This is a modification of excellent Python driver https://github.com/mymarilyn/clickhouse-driver. Modified driver has support for direct data loading into numpy arrays and performance-oriented enhancements.
Blog article (in Russian)
Modified driver can directly load numeric columns (Float32/64, [U]Int8/16/32/64), LowCardinality and
DateTime columns into numpy arrays when using columnar mode (columnar=True
).
Direct loading increases performance by 8-35 times and lowers
memory requirements by ~4 times.
Direct loading into pandas dataframe is also supported.
pip uninstall clickhouse-driver
(optional, if original driver is installed)
pip install git+https://github.com/Arturus/clickhouse-driver.git
>>> from clickhouse_driver import Client
>>>
>>> client = Client('localhost', settings=dict(numpy_columns=True))
>>>
>>> client.execute('SELECT a, b from TABLE', columnar=True)

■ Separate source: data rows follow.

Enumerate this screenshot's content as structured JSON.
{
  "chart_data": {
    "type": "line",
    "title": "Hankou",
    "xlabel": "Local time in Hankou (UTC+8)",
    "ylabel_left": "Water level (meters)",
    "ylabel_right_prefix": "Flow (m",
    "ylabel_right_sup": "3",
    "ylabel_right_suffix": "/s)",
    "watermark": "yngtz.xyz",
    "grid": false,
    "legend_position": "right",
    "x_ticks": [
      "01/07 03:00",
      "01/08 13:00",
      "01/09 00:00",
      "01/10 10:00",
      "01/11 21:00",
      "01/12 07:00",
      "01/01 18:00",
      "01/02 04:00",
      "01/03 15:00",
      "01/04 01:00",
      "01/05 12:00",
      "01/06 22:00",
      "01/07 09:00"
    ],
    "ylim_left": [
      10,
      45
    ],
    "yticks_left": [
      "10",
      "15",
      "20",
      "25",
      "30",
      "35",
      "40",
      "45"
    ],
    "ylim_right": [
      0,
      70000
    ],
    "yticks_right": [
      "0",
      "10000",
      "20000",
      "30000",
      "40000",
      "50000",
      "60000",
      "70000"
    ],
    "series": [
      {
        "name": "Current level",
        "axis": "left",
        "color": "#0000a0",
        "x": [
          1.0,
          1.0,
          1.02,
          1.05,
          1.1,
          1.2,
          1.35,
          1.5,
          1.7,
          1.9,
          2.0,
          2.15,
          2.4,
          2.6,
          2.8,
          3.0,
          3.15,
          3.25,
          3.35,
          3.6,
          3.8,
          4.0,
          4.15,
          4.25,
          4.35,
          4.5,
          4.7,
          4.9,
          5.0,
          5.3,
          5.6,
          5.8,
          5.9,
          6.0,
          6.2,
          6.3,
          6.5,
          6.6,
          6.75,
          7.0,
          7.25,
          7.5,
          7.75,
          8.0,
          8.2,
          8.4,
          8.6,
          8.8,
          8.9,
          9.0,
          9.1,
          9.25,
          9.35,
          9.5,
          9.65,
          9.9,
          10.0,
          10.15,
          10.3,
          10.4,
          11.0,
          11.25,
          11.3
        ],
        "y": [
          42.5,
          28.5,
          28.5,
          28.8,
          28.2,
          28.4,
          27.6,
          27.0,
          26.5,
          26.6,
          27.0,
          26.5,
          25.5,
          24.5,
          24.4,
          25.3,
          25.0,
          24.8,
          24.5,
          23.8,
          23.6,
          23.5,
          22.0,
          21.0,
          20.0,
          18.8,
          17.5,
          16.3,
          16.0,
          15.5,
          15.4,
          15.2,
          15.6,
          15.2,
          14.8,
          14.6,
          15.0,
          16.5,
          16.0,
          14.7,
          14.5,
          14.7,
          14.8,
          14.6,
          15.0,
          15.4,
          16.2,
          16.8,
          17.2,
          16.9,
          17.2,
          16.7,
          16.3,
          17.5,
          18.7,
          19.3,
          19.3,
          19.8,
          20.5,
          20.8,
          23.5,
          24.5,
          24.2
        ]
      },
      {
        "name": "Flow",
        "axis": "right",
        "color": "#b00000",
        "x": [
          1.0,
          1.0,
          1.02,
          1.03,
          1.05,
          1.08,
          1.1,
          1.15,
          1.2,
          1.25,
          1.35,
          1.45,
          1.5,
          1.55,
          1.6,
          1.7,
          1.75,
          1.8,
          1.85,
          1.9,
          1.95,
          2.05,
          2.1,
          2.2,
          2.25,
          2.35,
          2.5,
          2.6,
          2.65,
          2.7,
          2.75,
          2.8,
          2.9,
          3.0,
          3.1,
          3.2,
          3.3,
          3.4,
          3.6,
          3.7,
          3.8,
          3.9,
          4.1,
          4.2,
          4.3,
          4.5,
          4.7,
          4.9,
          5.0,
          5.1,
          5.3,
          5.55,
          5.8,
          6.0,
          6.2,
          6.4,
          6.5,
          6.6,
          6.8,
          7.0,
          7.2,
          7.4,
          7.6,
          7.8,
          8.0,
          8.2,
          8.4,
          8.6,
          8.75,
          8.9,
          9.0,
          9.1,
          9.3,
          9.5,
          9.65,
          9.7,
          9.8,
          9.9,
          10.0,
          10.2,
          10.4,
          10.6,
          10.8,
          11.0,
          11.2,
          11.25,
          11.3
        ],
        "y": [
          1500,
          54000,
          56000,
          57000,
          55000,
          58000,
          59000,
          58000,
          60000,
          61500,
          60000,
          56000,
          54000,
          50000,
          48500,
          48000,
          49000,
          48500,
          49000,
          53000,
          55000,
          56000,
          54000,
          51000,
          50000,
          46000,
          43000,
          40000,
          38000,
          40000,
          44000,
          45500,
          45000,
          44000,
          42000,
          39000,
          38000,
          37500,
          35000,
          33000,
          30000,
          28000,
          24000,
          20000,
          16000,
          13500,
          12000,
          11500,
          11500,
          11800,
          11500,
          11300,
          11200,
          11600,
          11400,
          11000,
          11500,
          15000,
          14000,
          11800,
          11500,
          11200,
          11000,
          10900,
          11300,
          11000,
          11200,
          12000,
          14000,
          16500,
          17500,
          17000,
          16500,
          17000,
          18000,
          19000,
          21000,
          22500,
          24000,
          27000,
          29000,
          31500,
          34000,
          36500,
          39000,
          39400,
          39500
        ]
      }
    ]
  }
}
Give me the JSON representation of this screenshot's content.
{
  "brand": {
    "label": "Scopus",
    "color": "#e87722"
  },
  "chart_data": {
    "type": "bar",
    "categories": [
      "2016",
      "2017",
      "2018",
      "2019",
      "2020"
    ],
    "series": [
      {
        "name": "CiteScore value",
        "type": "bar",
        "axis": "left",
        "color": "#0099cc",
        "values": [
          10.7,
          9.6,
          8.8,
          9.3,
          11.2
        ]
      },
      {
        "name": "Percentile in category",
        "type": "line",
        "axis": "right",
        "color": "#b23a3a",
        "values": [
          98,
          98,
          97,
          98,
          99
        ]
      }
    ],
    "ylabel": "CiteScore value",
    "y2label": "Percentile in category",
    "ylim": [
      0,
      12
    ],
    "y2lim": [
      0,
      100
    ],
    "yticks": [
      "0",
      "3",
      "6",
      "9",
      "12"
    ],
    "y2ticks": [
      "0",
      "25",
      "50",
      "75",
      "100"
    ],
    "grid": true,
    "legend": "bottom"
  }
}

[array([0, 3, 0, ..., 2, 0, 1], dtype=uint8),
array([1, 0, 4, ..., 0, 0, 0], dtype=uint8)]
>>>
>>> client.query_dataframe('SELECT a, b FROM table')
a b
0 0 1
1 3 0
2 0 4
3 0 0
4 0 0
... .. ..
96045192 0 0
96045193 0 0
96045194 2 0
96045195 0 0
96045196 1 0
[96045197 rows x 2 columns]
If numpy support is turned on (by numpy_columns=True
setting),
driver will load numeric and datetime
columns as numpy arrays (or pandas Categorical type for LowCardinality columns).

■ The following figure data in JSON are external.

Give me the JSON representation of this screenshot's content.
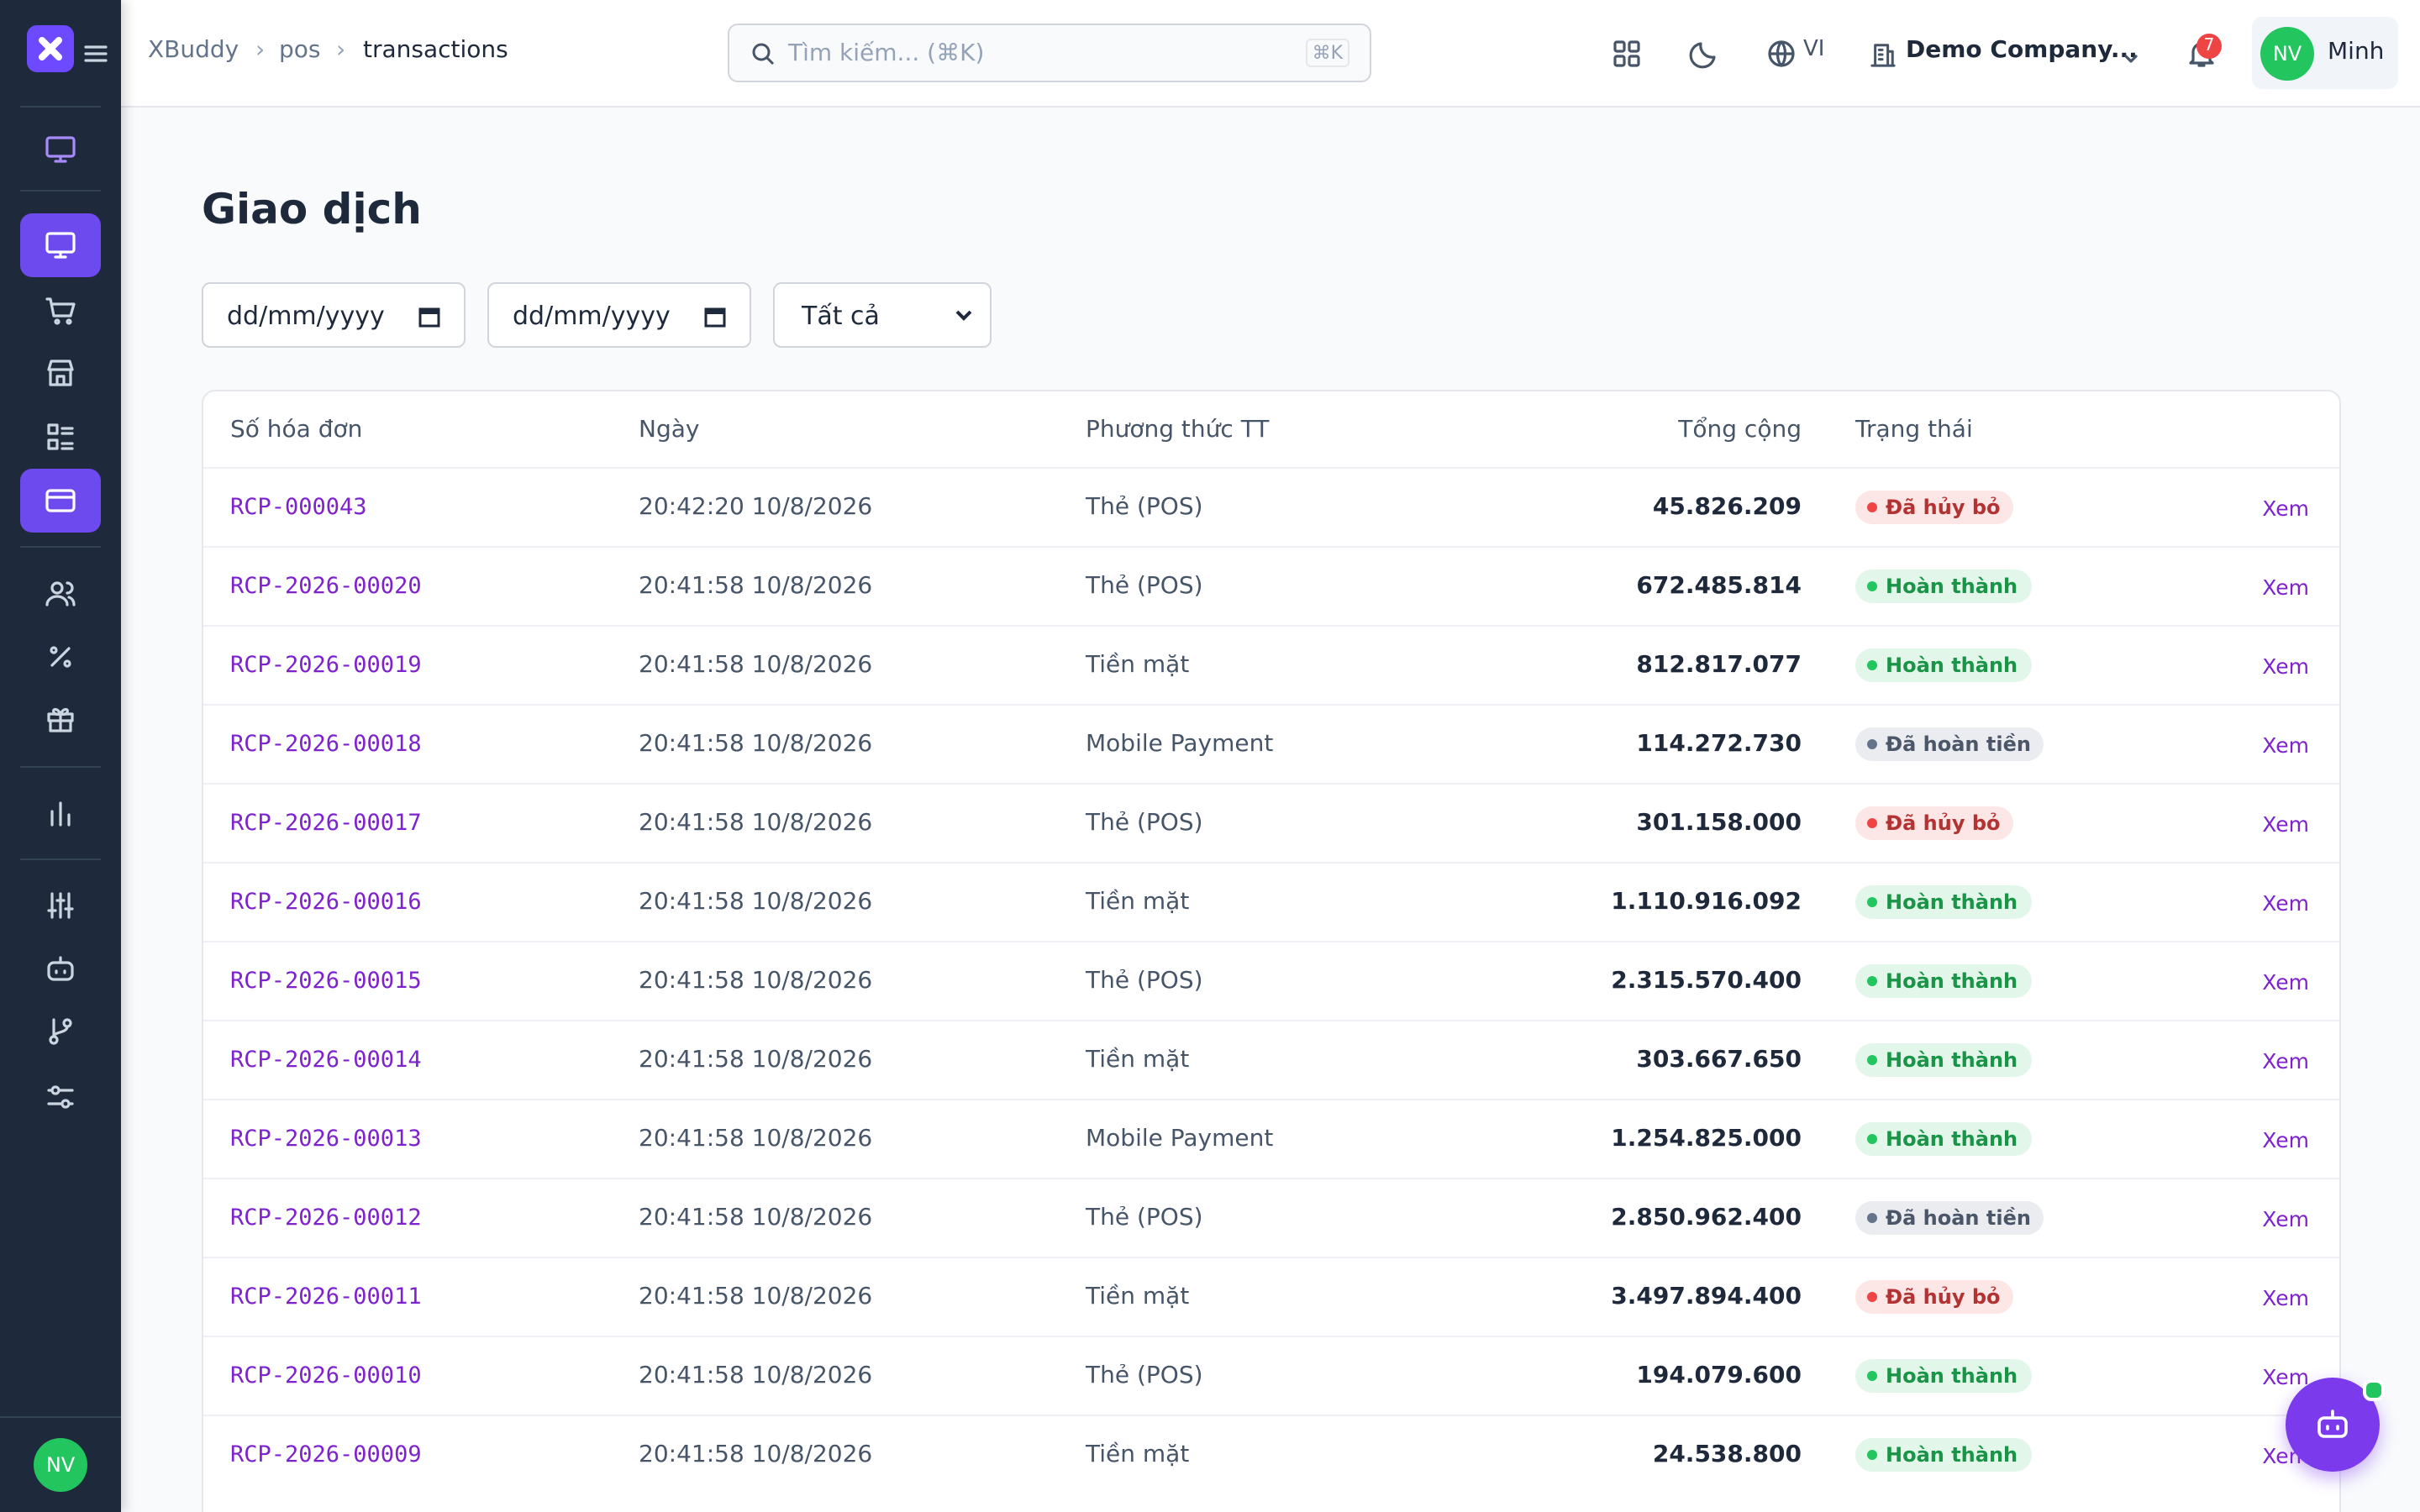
{
  "sidebar": {
    "avatar": "NV"
  },
  "header": {
    "breadcrumb": [
      "XBuddy",
      "pos",
      "transactions"
    ],
    "search_placeholder": "Tìm kiếm... (⌘K)",
    "search_shortcut": "⌘K",
    "language": "VI",
    "company": "Demo Company...",
    "notifications": "7",
    "avatar": "NV",
    "user": "Minh"
  },
  "page": {
    "title": "Giao dịch",
    "filters": {
      "date_from": "dd/mm/yyyy",
      "date_to": "dd/mm/yyyy",
      "status": "Tất cả"
    }
  },
  "table": {
    "columns": [
      "Số hóa đơn",
      "Ngày",
      "Phương thức TT",
      "Tổng cộng",
      "Trạng thái"
    ],
    "action": "Xem",
    "rows": [
      {
        "id": "RCP-000043",
        "date": "20:42:20 10/8/2026",
        "method": "Thẻ (POS)",
        "total": "45.826.209",
        "status": "Đã hủy bỏ",
        "status_color": "#ef4444"
      },
      {
        "id": "RCP-2026-00020",
        "date": "20:41:58 10/8/2026",
        "method": "Thẻ (POS)",
        "total": "672.485.814",
        "status": "Hoàn thành",
        "status_color": "#22c55e"
      },
      {
        "id": "RCP-2026-00019",
        "date": "20:41:58 10/8/2026",
        "method": "Tiền mặt",
        "total": "812.817.077",
        "status": "Hoàn thành",
        "status_color": "#22c55e"
      },
      {
        "id": "RCP-2026-00018",
        "date": "20:41:58 10/8/2026",
        "method": "Mobile Payment",
        "total": "114.272.730",
        "status": "Đã hoàn tiền",
        "status_color": "#64748b"
      },
      {
        "id": "RCP-2026-00017",
        "date": "20:41:58 10/8/2026",
        "method": "Thẻ (POS)",
        "total": "301.158.000",
        "status": "Đã hủy bỏ",
        "status_color": "#ef4444"
      },
      {
        "id": "RCP-2026-00016",
        "date": "20:41:58 10/8/2026",
        "method": "Tiền mặt",
        "total": "1.110.916.092",
        "status": "Hoàn thành",
        "status_color": "#22c55e"
      },
      {
        "id": "RCP-2026-00015",
        "date": "20:41:58 10/8/2026",
        "method": "Thẻ (POS)",
        "total": "2.315.570.400",
        "status": "Hoàn thành",
        "status_color": "#22c55e"
      },
      {
        "id": "RCP-2026-00014",
        "date": "20:41:58 10/8/2026",
        "method": "Tiền mặt",
        "total": "303.667.650",
        "status": "Hoàn thành",
        "status_color": "#22c55e"
      },
      {
        "id": "RCP-2026-00013",
        "date": "20:41:58 10/8/2026",
        "method": "Mobile Payment",
        "total": "1.254.825.000",
        "status": "Hoàn thành",
        "status_color": "#22c55e"
      },
      {
        "id": "RCP-2026-00012",
        "date": "20:41:58 10/8/2026",
        "method": "Thẻ (POS)",
        "total": "2.850.962.400",
        "status": "Đã hoàn tiền",
        "status_color": "#64748b"
      },
      {
        "id": "RCP-2026-00011",
        "date": "20:41:58 10/8/2026",
        "method": "Tiền mặt",
        "total": "3.497.894.400",
        "status": "Đã hủy bỏ",
        "status_color": "#ef4444"
      },
      {
        "id": "RCP-2026-00010",
        "date": "20:41:58 10/8/2026",
        "method": "Thẻ (POS)",
        "total": "194.079.600",
        "status": "Hoàn thành",
        "status_color": "#22c55e"
      },
      {
        "id": "RCP-2026-00009",
        "date": "20:41:58 10/8/2026",
        "method": "Tiền mặt",
        "total": "24.538.800",
        "status": "Hoàn thành",
        "status_color": "#22c55e"
      }
    ]
  }
}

For convenience, query_dataframe()
method
loads all columns as pandas dataframe.
Query (SELECT x1,x2,...,xn FROM table
) performance was measured on the table with
100 million records (web analytics data), engine=MergeTree.

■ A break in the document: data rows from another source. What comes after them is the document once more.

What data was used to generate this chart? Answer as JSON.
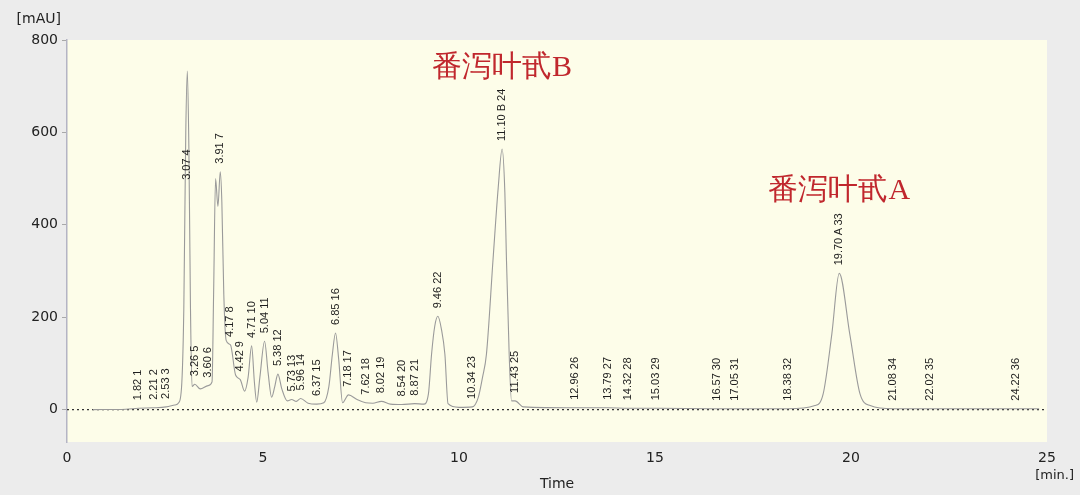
{
  "chart_data": {
    "type": "line",
    "xlabel": "Time",
    "ylabel": "[mAU]",
    "x": [
      0.66,
      1.5,
      1.82,
      2.21,
      2.53,
      2.75,
      2.85,
      2.93,
      2.98,
      3.03,
      3.07,
      3.11,
      3.15,
      3.19,
      3.26,
      3.4,
      3.6,
      3.7,
      3.74,
      3.79,
      3.85,
      3.91,
      3.95,
      4.0,
      4.06,
      4.17,
      4.3,
      4.42,
      4.53,
      4.62,
      4.71,
      4.78,
      4.84,
      4.92,
      5.04,
      5.13,
      5.22,
      5.3,
      5.38,
      5.48,
      5.62,
      5.73,
      5.85,
      5.96,
      6.15,
      6.37,
      6.55,
      6.68,
      6.77,
      6.85,
      6.93,
      7.03,
      7.18,
      7.4,
      7.62,
      7.8,
      8.02,
      8.25,
      8.54,
      8.87,
      9.1,
      9.22,
      9.3,
      9.38,
      9.46,
      9.55,
      9.64,
      9.72,
      10.0,
      10.34,
      10.49,
      10.6,
      10.7,
      10.87,
      11.0,
      11.1,
      11.17,
      11.21,
      11.28,
      11.34,
      11.43,
      11.64,
      12.96,
      13.79,
      14.32,
      15.03,
      16.57,
      17.05,
      18.38,
      19.08,
      19.29,
      19.51,
      19.7,
      19.97,
      20.23,
      20.49,
      21.08,
      22.02,
      24.22,
      24.8
    ],
    "series": [
      {
        "color": "#9a9a9a",
        "values": [
          0,
          1,
          3,
          4,
          6,
          10,
          15,
          60,
          219,
          600,
          733,
          560,
          219,
          50,
          55,
          45,
          52,
          60,
          250,
          500,
          440,
          515,
          450,
          250,
          150,
          140,
          75,
          65,
          40,
          70,
          138,
          60,
          16,
          70,
          148,
          80,
          27,
          50,
          77,
          45,
          19,
          22,
          18,
          24,
          14,
          12,
          15,
          50,
          120,
          166,
          110,
          15,
          32,
          22,
          15,
          14,
          18,
          12,
          11,
          13,
          12,
          34,
          120,
          180,
          202,
          175,
          120,
          13,
          5,
          6,
          26,
          70,
          120,
          327,
          480,
          564,
          470,
          327,
          120,
          19,
          19,
          6,
          4,
          4,
          3,
          3,
          2,
          2,
          2,
          9,
          34,
          163,
          295,
          163,
          34,
          9,
          2,
          2,
          2,
          2
        ]
      }
    ],
    "xlim": [
      0,
      25
    ],
    "xticks": [
      0,
      5,
      10,
      15,
      20,
      25
    ],
    "ylim": [
      -70,
      800
    ],
    "yticks": [
      0,
      200,
      400,
      600,
      800
    ],
    "grid": false,
    "legend": false,
    "marker": "none",
    "line_style": "solid",
    "ref_lines": [
      {
        "axis": "y",
        "value": 0,
        "color": "#333333",
        "line_style": "dotted"
      }
    ],
    "annotations": [
      {
        "text": "1.82 1",
        "x": 1.82,
        "y": 3
      },
      {
        "text": "2.21 2",
        "x": 2.21,
        "y": 4
      },
      {
        "text": "2.53 3",
        "x": 2.53,
        "y": 6
      },
      {
        "text": "3.07 4",
        "x": 3.07,
        "y": 480
      },
      {
        "text": "3.26 5",
        "x": 3.26,
        "y": 55
      },
      {
        "text": "3.60 6",
        "x": 3.6,
        "y": 52
      },
      {
        "text": "3.91 7",
        "x": 3.91,
        "y": 515
      },
      {
        "text": "4.17 8",
        "x": 4.17,
        "y": 140
      },
      {
        "text": "4.42 9",
        "x": 4.42,
        "y": 65
      },
      {
        "text": "4.71 10",
        "x": 4.71,
        "y": 138
      },
      {
        "text": "5.04 11",
        "x": 5.04,
        "y": 148
      },
      {
        "text": "5.38 12",
        "x": 5.38,
        "y": 77
      },
      {
        "text": "5.73 13",
        "x": 5.73,
        "y": 22
      },
      {
        "text": "5.96 14",
        "x": 5.96,
        "y": 24
      },
      {
        "text": "6.37 15",
        "x": 6.37,
        "y": 12
      },
      {
        "text": "6.85 16",
        "x": 6.85,
        "y": 166
      },
      {
        "text": "7.18 17",
        "x": 7.18,
        "y": 32
      },
      {
        "text": "7.62 18",
        "x": 7.62,
        "y": 15
      },
      {
        "text": "8.02 19",
        "x": 8.02,
        "y": 18
      },
      {
        "text": "8.54 20",
        "x": 8.54,
        "y": 11
      },
      {
        "text": "8.87 21",
        "x": 8.87,
        "y": 13
      },
      {
        "text": "9.46 22",
        "x": 9.46,
        "y": 202
      },
      {
        "text": "10.34 23",
        "x": 10.34,
        "y": 6
      },
      {
        "text": "11.10 B 24",
        "x": 11.1,
        "y": 564
      },
      {
        "text": "番泻叶甙B",
        "x": 11.1,
        "y": 564
      },
      {
        "text": "11.43 25",
        "x": 11.43,
        "y": 19
      },
      {
        "text": "12.96 26",
        "x": 12.96,
        "y": 4
      },
      {
        "text": "13.79 27",
        "x": 13.79,
        "y": 4
      },
      {
        "text": "14.32 28",
        "x": 14.32,
        "y": 3
      },
      {
        "text": "15.03 29",
        "x": 15.03,
        "y": 3
      },
      {
        "text": "16.57 30",
        "x": 16.57,
        "y": 2
      },
      {
        "text": "17.05 31",
        "x": 17.05,
        "y": 2
      },
      {
        "text": "18.38 32",
        "x": 18.38,
        "y": 2
      },
      {
        "text": "19.70 A 33",
        "x": 19.7,
        "y": 295
      },
      {
        "text": "番泻叶甙A",
        "x": 19.7,
        "y": 295
      },
      {
        "text": "21.08 34",
        "x": 21.08,
        "y": 2
      },
      {
        "text": "22.02 35",
        "x": 22.02,
        "y": 2
      },
      {
        "text": "24.22 36",
        "x": 24.22,
        "y": 2
      },
      "[min.]"
    ]
  }
}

Requests were run on local ClickHouse instance with default driver settings.
Query | Time, numpy | Time, standard | Speedup | Memory, numpy | Memory, standard |
---|---|---|---|---|---|
4 columns, Int8 | 0.34 s | 5.8 s | ×17 | 0.82 Gb | 3.3 Gb |
2 columns, Int64 | 1.38 s | 12 s | ×8.7 | 2.61 Gb | 9.7 Gb |
1 column, DateTime | 12.1 s | 7.1 m | ×35 | 1.16 Gb | 4.8 Gb |
- Only reading into numpy arrays is supported. Writing is only possible in
numpy_columns=False
mode. - Numpy arrays are not used when reading nullable columns and array columns. However, the code for reading array columns is also slightly optimized and is now faster than with a regular driver.
- Also numpy is not used when reading enums, decimal and other advanced types (support may be added in the future).
Restrictions on reading do not interfere with the functioning of the driver, just for some data types reading speeds up, and for some it works as usual.
Driver is distributed under the MIT license.